Plasmon mode modifies the elastic response of a nanoscale charge density wave system

TL;DR

This study investigates how plasmon modes influence the elastic properties of nanoscale NbSe3 charge density wave systems, revealing significant modifications near the phase transition due to phonon-plasmon interactions.

Contribution

It demonstrates the impact of plasmon-phonon coupling on nanomechanical properties in charge density wave systems at nanoscale dimensions.

Findings

Resonant frequency of 10-100 MHz in nanowires.

Sharp peak in elastic modulus at CDW transition.

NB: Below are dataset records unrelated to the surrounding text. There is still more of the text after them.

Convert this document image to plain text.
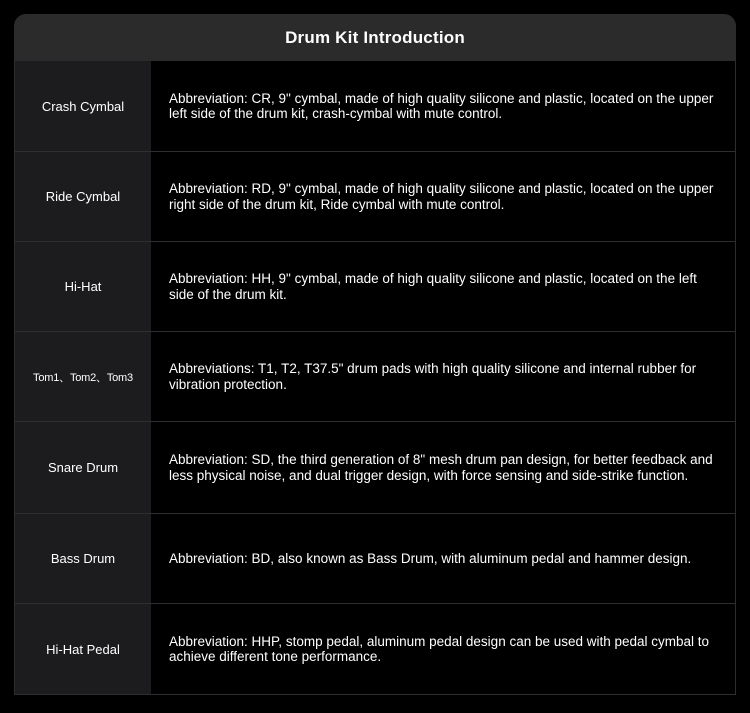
Drum Kit Introduction
Crash Cymbal
Abbreviation: CR, 9" cymbal, made of high quality silicone and plastic, located on the upper left side of the drum kit, crash-cymbal with mute control.
Ride Cymbal
Abbreviation: RD, 9" cymbal, made of high quality silicone and plastic, located on the upper right side of the drum kit, Ride cymbal with mute control.
Hi-Hat
Abbreviation: HH, 9" cymbal, made of high quality silicone and plastic, located on the left side of the drum kit.
Tom1、Tom2、Tom3
Abbreviations: T1, T2, T37.5" drum pads with high quality silicone and internal rubber for vibration protection.
Snare Drum
Abbreviation: SD, the third generation of 8" mesh drum pan design, for better feedback and less physical noise, and dual trigger design, with force sensing and side-strike function.
Bass Drum	Abbreviation: BD, also known as Bass Drum, with aluminum pedal and hammer design.
Hi-Hat Pedal
Abbreviation: HHP, stomp pedal, aluminum pedal design can be used with pedal cymbal to achieve different tone performance.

Elastic modulus changes by 12.8% in the CDW phase.

Abstract

The elastic response of suspended NbSe3 nanowires is studied across the charge density wave phase transition. The nanoscale dimensions of the resonator lead to a large resonant frequency (10-100 MHz), bringing the excited phonon frequency in close proximity of the plasmon mode of the electronic condensate - a parameter window not accessible in bulk systems. The interaction between the phonon and plasmon modes strongly modifies the elastic properties at high frequencies. This is manifested in the nanomechanics of the system as a sharp peak in the temperature dependence of the elastic modulus (relative change of 12.8%) in the charge density wave phase.